The Killer Use Case for LLMs Is Summarization
The killer use case for large language models (LLMs) is clearly summarization. At least today, in my limited experience, LLMs are incapable of generating unique insights. While LLMs are good at writing creatively regurgitated text based on certain inputs or writing generally about a topic, they’re unlikely to “think” something unique. However, LLMs appear to be quite good at knowing what they do and don’t know, and this is especially true when they are provided with a clear chunk of information or text to summarize.
Much of the world’s information would benefit from clear summarization. Unfortunately, summarization is not easy work: to summarize, one must read through and understand source material, and then generate a concatenated list of insights based on the source material. This is an expensive endeavor, especially if one is not sure that it is worth it to invest time in comprehending the material. In today’s era of ever more information people yearn for a simple way to find information that is valuable to them and discard information that is not.
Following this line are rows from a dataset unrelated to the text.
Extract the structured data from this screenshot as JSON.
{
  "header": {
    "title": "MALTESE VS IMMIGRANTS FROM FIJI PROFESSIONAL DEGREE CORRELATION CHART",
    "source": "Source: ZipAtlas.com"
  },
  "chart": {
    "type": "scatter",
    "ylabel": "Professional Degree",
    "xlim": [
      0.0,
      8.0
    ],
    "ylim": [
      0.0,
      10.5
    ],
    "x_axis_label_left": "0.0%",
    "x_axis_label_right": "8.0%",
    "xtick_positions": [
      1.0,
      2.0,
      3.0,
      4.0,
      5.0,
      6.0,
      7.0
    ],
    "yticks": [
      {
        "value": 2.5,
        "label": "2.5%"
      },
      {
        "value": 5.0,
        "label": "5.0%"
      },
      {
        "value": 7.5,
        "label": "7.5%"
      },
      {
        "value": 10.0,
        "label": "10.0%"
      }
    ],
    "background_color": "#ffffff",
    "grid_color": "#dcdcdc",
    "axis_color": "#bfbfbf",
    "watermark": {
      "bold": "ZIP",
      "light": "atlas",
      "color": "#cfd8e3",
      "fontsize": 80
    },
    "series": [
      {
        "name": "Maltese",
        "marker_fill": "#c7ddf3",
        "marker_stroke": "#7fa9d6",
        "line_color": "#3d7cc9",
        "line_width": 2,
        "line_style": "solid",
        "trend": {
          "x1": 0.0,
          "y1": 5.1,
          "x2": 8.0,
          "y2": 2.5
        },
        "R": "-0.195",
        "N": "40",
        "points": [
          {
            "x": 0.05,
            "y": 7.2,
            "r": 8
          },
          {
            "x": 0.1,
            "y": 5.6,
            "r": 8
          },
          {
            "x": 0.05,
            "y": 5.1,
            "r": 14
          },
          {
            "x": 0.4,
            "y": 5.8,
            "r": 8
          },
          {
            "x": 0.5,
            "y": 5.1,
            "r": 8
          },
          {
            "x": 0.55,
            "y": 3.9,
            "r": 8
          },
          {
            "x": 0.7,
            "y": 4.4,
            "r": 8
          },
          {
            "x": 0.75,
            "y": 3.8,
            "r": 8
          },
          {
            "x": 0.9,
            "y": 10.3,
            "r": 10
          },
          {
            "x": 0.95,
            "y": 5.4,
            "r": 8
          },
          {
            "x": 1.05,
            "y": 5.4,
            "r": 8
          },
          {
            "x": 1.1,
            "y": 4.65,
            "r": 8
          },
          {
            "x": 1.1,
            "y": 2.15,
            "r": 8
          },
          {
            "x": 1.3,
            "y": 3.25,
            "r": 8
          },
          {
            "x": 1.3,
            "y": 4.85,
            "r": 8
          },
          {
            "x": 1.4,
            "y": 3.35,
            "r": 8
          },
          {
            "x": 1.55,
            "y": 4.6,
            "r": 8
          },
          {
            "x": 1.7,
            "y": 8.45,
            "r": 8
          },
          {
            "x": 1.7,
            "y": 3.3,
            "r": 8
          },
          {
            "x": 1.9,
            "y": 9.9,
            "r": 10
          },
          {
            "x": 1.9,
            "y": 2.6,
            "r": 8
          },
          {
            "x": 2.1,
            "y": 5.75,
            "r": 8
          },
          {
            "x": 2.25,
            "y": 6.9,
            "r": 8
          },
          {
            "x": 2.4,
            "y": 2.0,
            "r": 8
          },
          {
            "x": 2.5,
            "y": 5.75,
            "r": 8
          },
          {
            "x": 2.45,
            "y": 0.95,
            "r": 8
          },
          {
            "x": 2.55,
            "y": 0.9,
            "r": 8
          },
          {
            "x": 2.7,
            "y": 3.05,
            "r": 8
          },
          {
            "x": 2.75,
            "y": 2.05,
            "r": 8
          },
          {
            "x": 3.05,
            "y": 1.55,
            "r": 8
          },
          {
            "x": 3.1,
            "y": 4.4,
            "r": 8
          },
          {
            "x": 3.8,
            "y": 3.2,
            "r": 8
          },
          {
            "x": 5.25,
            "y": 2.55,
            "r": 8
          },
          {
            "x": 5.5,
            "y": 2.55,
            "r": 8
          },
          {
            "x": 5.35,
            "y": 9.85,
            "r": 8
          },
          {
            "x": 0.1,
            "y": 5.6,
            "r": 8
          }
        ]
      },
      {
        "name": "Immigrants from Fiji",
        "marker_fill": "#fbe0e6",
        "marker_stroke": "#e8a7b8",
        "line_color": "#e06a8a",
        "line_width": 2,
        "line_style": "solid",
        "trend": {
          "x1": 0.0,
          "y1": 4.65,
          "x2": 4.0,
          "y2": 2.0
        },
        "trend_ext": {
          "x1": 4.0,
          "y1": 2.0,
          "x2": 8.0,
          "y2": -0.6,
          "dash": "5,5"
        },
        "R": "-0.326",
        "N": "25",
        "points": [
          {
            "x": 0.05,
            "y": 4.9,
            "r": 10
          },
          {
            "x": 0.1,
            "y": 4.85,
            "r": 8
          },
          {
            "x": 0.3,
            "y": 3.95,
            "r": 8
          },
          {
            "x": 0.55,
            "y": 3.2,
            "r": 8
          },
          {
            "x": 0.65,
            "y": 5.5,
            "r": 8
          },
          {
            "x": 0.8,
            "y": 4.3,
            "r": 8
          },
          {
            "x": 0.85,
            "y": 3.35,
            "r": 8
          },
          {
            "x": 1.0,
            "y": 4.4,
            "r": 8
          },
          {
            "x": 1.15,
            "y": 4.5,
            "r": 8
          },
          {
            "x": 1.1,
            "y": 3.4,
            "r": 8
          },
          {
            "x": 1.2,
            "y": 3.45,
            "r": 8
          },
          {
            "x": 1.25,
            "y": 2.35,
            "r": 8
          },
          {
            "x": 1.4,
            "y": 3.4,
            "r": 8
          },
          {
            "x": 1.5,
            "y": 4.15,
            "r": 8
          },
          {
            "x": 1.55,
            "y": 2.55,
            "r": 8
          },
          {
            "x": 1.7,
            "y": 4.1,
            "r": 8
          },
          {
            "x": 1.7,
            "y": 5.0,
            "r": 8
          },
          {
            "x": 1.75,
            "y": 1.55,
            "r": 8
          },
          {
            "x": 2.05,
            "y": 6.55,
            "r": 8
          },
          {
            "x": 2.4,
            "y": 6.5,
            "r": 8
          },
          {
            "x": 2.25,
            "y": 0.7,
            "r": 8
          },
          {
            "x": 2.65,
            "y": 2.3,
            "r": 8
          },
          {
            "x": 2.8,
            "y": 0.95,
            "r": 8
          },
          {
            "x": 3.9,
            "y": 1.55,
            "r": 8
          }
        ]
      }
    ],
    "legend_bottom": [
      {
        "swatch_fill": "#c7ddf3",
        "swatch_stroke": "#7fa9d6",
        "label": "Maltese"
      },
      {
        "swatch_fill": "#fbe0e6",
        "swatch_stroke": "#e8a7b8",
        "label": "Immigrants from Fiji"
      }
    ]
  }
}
Fortunately, LLMs are highly capable at summarization, and can effectively condense large volumes of information.
The recent advent of Bing Chat heralds a new era in LLM usage. Although often inconsistent, occasionally aggressive, and riddled with inaccurate data, Bing Chat could be the first step towards a world where information is primarily found using specialty search engines that leverage LLMs to index troves of books, blog posts, or academic publications.
But search is not the only area where LLM’s are valuable as summarization machines. A recent post on Hacker News about categorizing the entire BBC In Our Time podcast series using the Dewey decimal system and GPT-3 generated a flurry of insight. One user of the forum, mattlondon
, wrote in response: “The idea of [LLMs] as a ‘universal coupler’ is fascinating, and I think I agree with the author that we are probably standing at an early-90s-web moment with LLMs as a function call (the technology is kinda-there and mostly-works, and people are trying out a lot of ideas … some work, some don’t). My mind is racing. Thanks for the epiphany moment."
The above comment is spot on. Just as the web revolutionized how we find, consume, and digest information, so will LLMs. However, unlike the web, LLMs will actually interpret our information, instead of just providing a way to disseminate, index, and discover it.
Take, for example, the corporate setting. It is not easy to identify actionable insights and pull out valuable information from the fluff that corporations are usually full of. Therefore, good corporate CEOs tend to possess one trait in common: a strong ability to operate at multiple levels of abstraction, and the ability to prioritize and summarize based on many forms of input from all levels of the organization. Good executive functioning requires the ability to quickly zoom between different abstraction layers—from the minute to the 30,000 foot view—and use the insights from each layer to prioritize and delegate tasks as necessary.
Thus, in the future, I would imagine that competent executives will rely on LLMs to condense and summarize information from across their organizations. Soon, I imagine that every meeting within a given corporation will be recorded, transcribed, and then summarized using LLM condensation. Further levels of abstraction (summaries of summaries) will then be pulled together at each level of the corporate hierarchy to be presented to leadership one level up.
Corporations that start to do this sooner will appear to have super powers. Having executive-level summaries on everything happening within an organization at the touch of a finger is a power that no Fortune 100 CEO could have dreamed of just a few years ago.
LLMs will also be useful to liposuction the dark underbelly of white-collar industry: unstructured or semi structured data (though perhaps here they will function less as summarization machines and more as organization machines). Enter a modern health system or enterprise, and you will find that many critical functions in the organization rely on complex and messy spreadsheet-driven workflows. As LLMs develop, they will surely be used to clean up and index tabulated data far faster than could be hoped without. Initial steps are already being made in this direction, with GPT-powered projects like YoBulk. In this way, all companies or organizations dependent on managing large volumes of unstructured or messy data (including science and academia) will be radically changed by LLMs.
Other generative use-cases for LLMs, such as writing code or emails, will doubtlessly be valuable. But, in the short-term, I am betting that the greatest value of LLMs will be their ability to summarize and organize information.